Im Buch sprichst du über das ,,nachbearbeiten'' mit einer Fotosoftware. Gibt es da eine preisgünstige Variante, die du für Anfänger empfehlen kannst? Ich benutze zur Nachbearbeitung Adobe Photoshop und falls nötig Portraiture von Imagenomic für ein feines Hautbild, aber die kostenlose Software GIMP ist Photoshop recht ähnlich und somit eine tolle Alternative. Für den Anfang ist Bildbearbeitung nicht zwingend nötig, aber wer einen ganz bestimmten Bild-Look erzielen möchte, wie knallige Farben, oder eine dramatische schwarz/weiß Umwandlung, der kann sich in der nachträglichen Bildbearbeitung herrlich austoben.

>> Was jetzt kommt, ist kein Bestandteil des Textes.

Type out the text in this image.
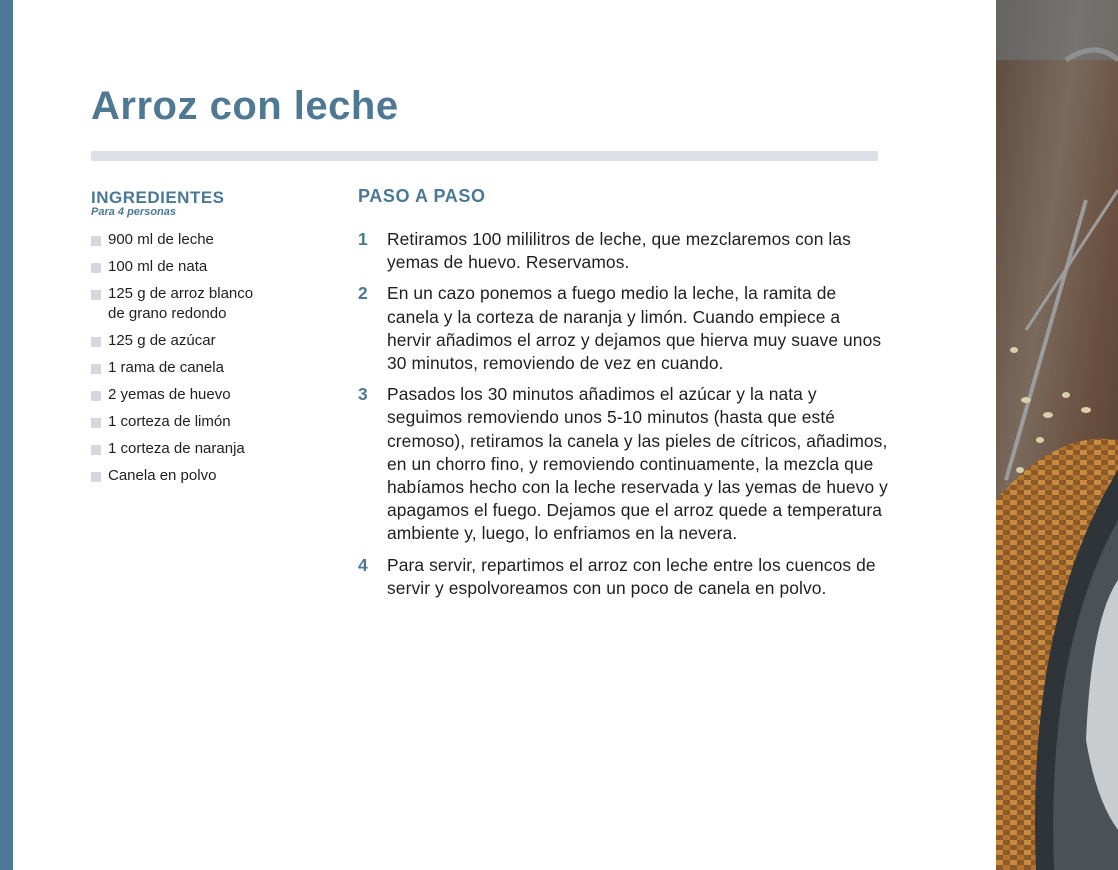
Arroz con leche
INGREDIENTES
Para 4 personas
900 ml de leche
100 ml de nata
125 g de arroz blanco
de grano redondo
125 g de azúcar
1 rama de canela
2 yemas de huevo
1 corteza de limón
1 corteza de naranja
Canela en polvo
PASO A PASO
1 Retiramos 100 mililitros de leche, que mezclaremos con las yemas de huevo. Reservamos.
2 En un cazo ponemos a fuego medio la leche, la ramita de canela y la corteza de naranja y limón. Cuando empiece a hervir añadimos el arroz y dejamos que hierva muy suave unos 30 minutos, removiendo de vez en cuando.
3 Pasados los 30 minutos añadimos el azúcar y la nata y seguimos removiendo unos 5-10 minutos (hasta que esté cremoso), retiramos la canela y las pieles de cítricos, añadimos, en un chorro fino, y removiendo continuamente, la mezcla que habíamos hecho con la leche reservada y las yemas de huevo y apagamos el fuego. Dejamos que el arroz quede a temperatura ambiente y, luego, lo enfriamos en la nevera.
4 Para servir, repartimos el arroz con leche entre los cuencos de servir y espolvoreamos con un poco de canela en polvo.
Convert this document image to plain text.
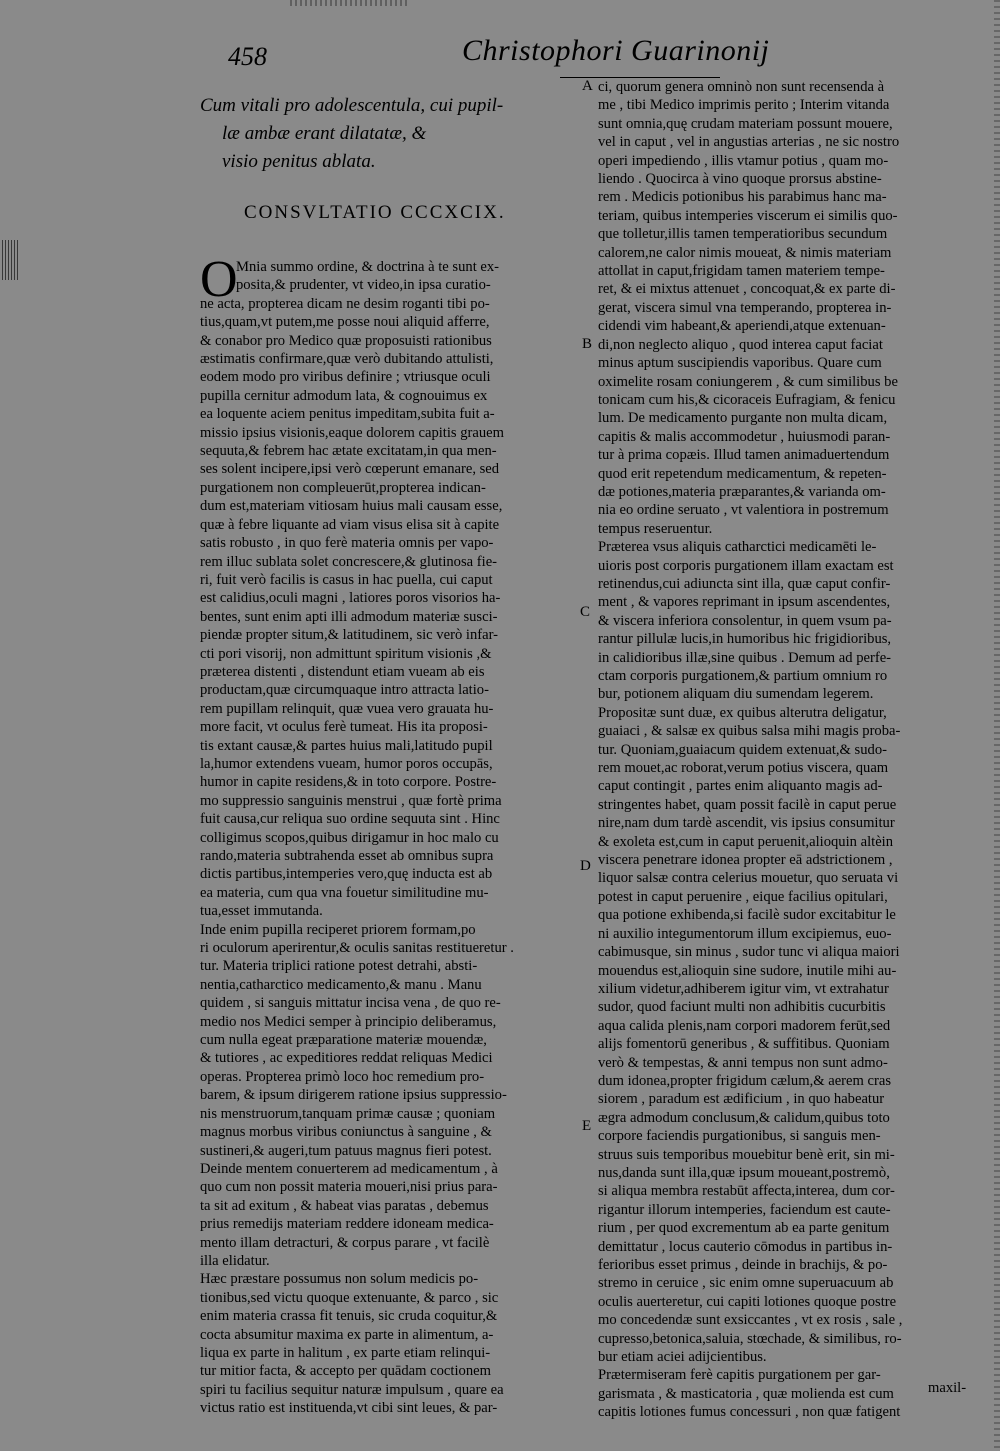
458	Christophori Guarinonij
Cum vitali pro adolescentula, cui pupil-
læ ambæ erant dilatatæ, &
visio penitus ablata.
CONSVLTATIO CCCXCIX.
O
Mnia summo ordine, & doctrina à te sunt ex-
posita,& prudenter, vt video,in ipsa curatio-
ne acta, propterea dicam ne desim roganti tibi po-
tius,quam,vt putem,me posse noui aliquid afferre,
& conabor pro Medico quæ proposuisti rationibus
æstimatis confirmare,quæ verò dubitando attulisti,
eodem modo pro viribus definire ; vtriusque oculi
pupilla cernitur admodum lata, & cognouimus ex
ea loquente aciem penitus impeditam,subita fuit a-
missio ipsius visionis,eaque dolorem capitis grauem
sequuta,& febrem hac ætate excitatam,in qua men-
ses solent incipere,ipsi verò cœperunt emanare, sed
purgationem non compleuerūt,propterea indican-
dum est,materiam vitiosam huius mali causam esse,
quæ à febre liquante ad viam visus elisa sit à capite
satis robusto , in quo ferè materia omnis per vapo-
rem illuc sublata solet concrescere,& glutinosa fie-
ri, fuit verò facilis is casus in hac puella, cui caput
est calidius,oculi magni , latiores poros visorios ha-
bentes, sunt enim apti illi admodum materiæ susci-
piendæ propter situm,& latitudinem, sic verò infar-
cti pori visorij, non admittunt spiritum visionis ,&
præterea distenti , distendunt etiam vueam ab eis
productam,quæ circumquaque intro attracta latio-
rem pupillam relinquit, quæ vuea vero grauata hu-
more facit, vt oculus ferè tumeat. His ita proposi-
tis extant causæ,& partes huius mali,latitudo pupil
la,humor extendens vueam, humor poros occupās,
humor in capite residens,& in toto corpore. Postre-
mo suppressio sanguinis menstrui , quæ fortè prima
fuit causa,cur reliqua suo ordine sequuta sint . Hinc
colligimus scopos,quibus dirigamur in hoc malo cu
rando,materia subtrahenda esset ab omnibus supra
dictis partibus,intemperies vero,quę inducta est ab
ea materia, cum qua vna fouetur similitudine mu-
tua,esset immutanda.
Inde enim pupilla reciperet priorem formam,po
ri oculorum aperirentur,& oculis sanitas restitueretur .
tur. Materia triplici ratione potest detrahi, absti-
nentia,catharctico medicamento,& manu . Manu
quidem , si sanguis mittatur incisa vena , de quo re-
medio nos Medici semper à principio deliberamus,
cum nulla egeat præparatione materiæ mouendæ,
& tutiores , ac expeditiores reddat reliquas Medici
operas. Propterea primò loco hoc remedium pro-
barem, & ipsum dirigerem ratione ipsius suppressio-
nis menstruorum,tanquam primæ causæ ; quoniam
magnus morbus viribus coniunctus à sanguine , &
sustineri,& augeri,tum patuus magnus fieri potest.
Deinde mentem conuerterem ad medicamentum , à
quo cum non possit materia moueri,nisi prius para-
ta sit ad exitum , & habeat vias paratas , debemus
prius remedijs materiam reddere idoneam medica-
mento illam detracturi, & corpus parare , vt facilè
illa elidatur.
Hæc præstare possumus non solum medicis po-
tionibus,sed victu quoque extenuante, & parco , sic
enim materia crassa fit tenuis, sic cruda coquitur,&
cocta absumitur maxima ex parte in alimentum, a-
liqua ex parte in halitum , ex parte etiam relinqui-
tur mitior facta, & accepto per quādam coctionem
spiri tu facilius sequitur naturæ impulsum , quare ea
victus ratio est instituenda,vt cibi sint leues, & par-
ci, quorum genera omninò non sunt recensenda à
me , tibi Medico imprimis perito ; Interim vitanda
sunt omnia,quę crudam materiam possunt mouere,
vel in caput , vel in angustias arterias , ne sic nostro
operi impediendo , illis vtamur potius , quam mo-
liendo . Quocirca à vino quoque prorsus abstine-
rem . Medicis potionibus his parabimus hanc ma-
teriam, quibus intemperies viscerum ei similis quo-
que tolletur,illis tamen temperatioribus secundum
calorem,ne calor nimis moueat, & nimis materiam
attollat in caput,frigidam tamen materiem tempe-
ret, & ei mixtus attenuet , concoquat,& ex parte di-
gerat, viscera simul vna temperando, propterea in-
cidendi vim habeant,& aperiendi,atque extenuan-
di,non neglecto aliquo , quod interea caput faciat
minus aptum suscipiendis vaporibus. Quare cum
oximelite rosam coniungerem , & cum similibus be
tonicam cum his,& cicoraceis Eufragiam, & fenicu
lum. De medicamento purgante non multa dicam,
capitis & malis accommodetur , huiusmodi paran-
tur à prima copæis. Illud tamen animaduertendum
quod erit repetendum medicamentum, & repeten-
dæ potiones,materia præparantes,& varianda om-
nia eo ordine seruato , vt valentiora in postremum
tempus reseruentur.
Præterea vsus aliquis catharctici medicamēti le-
uioris post corporis purgationem illam exactam est
retinendus,cui adiuncta sint illa, quæ caput confir-
ment , & vapores reprimant in ipsum ascendentes,
& viscera inferiora consolentur, in quem vsum pa-
rantur pillulæ lucis,in humoribus hic frigidioribus,
in calidioribus illæ,sine quibus . Demum ad perfe-
ctam corporis purgationem,& partium omnium ro
bur, potionem aliquam diu sumendam legerem.
Propositæ sunt duæ, ex quibus alterutra deligatur,
guaiaci , & salsæ ex quibus salsa mihi magis proba-
tur. Quoniam,guaiacum quidem extenuat,& sudo-
rem mouet,ac roborat,verum potius viscera, quam
caput contingit , partes enim aliquanto magis ad-
stringentes habet, quam possit facilè in caput perue
nire,nam dum tardè ascendit, vis ipsius consumitur
& exoleta est,cum in caput peruenit,alioquin altèin
viscera penetrare idonea propter eā adstrictionem ,
liquor salsæ contra celerius mouetur, quo seruata vi
potest in caput peruenire , eique facilius opitulari,
qua potione exhibenda,si facilè sudor excitabitur le
ni auxilio integumentorum illum excipiemus, euo-
cabimusque, sin minus , sudor tunc vi aliqua maiori
mouendus est,alioquin sine sudore, inutile mihi au-
xilium videtur,adhiberem igitur vim, vt extrahatur
sudor, quod faciunt multi non adhibitis cucurbitis
aqua calida plenis,nam corpori madorem ferūt,sed
alijs fomentorū generibus , & suffitibus. Quoniam
verò & tempestas, & anni tempus non sunt admo-
dum idonea,propter frigidum cælum,& aerem cras
siorem , paradum est ædificium , in quo habeatur
ægra admodum conclusum,& calidum,quibus toto
corpore faciendis purgationibus, si sanguis men-
struus suis temporibus mouebitur benè erit, sin mi-
nus,danda sunt illa,quæ ipsum moueant,postremò,
si aliqua membra restabūt affecta,interea, dum cor-
rigantur illorum intemperies, faciendum est caute-
rium , per quod excrementum ab ea parte genitum
demittatur , locus cauterio cōmodus in partibus in-
ferioribus esset primus , deinde in brachijs, & po-
stremo in ceruice , sic enim omne superuacuum ab
oculis auerteretur, cui capiti lotiones quoque postre
mo concedendæ sunt exsiccantes , vt ex rosis , sale ,
cupresso,betonica,saluia, stœchade, & similibus, ro-
bur etiam aciei adijcientibus.
Prætermiseram ferè capitis purgationem per gar-
garismata , & masticatoria , quæ molienda est cum
capitis lotiones fumus concessuri , non quæ fatigent
A
B
C
D
E
maxil-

Können wir ein weiteres Buch von dir erwarten?
Ich denke tatsächlich über einen zweiten Teil nach, der vielleicht auf den ersten aufbaut, sich mit ausgefallenen Bildideen und ersten Schritten der Bildbearbeitung befasst. Das ist aber erst ein grober Entwurf, der sicher ausbaufähig ist. Jetzt freue ich mich erst einmal, mein erstes Buch in den Händen zu halten und bin ganz gespannt auf das Feedback der vielen Eltern dort draußen.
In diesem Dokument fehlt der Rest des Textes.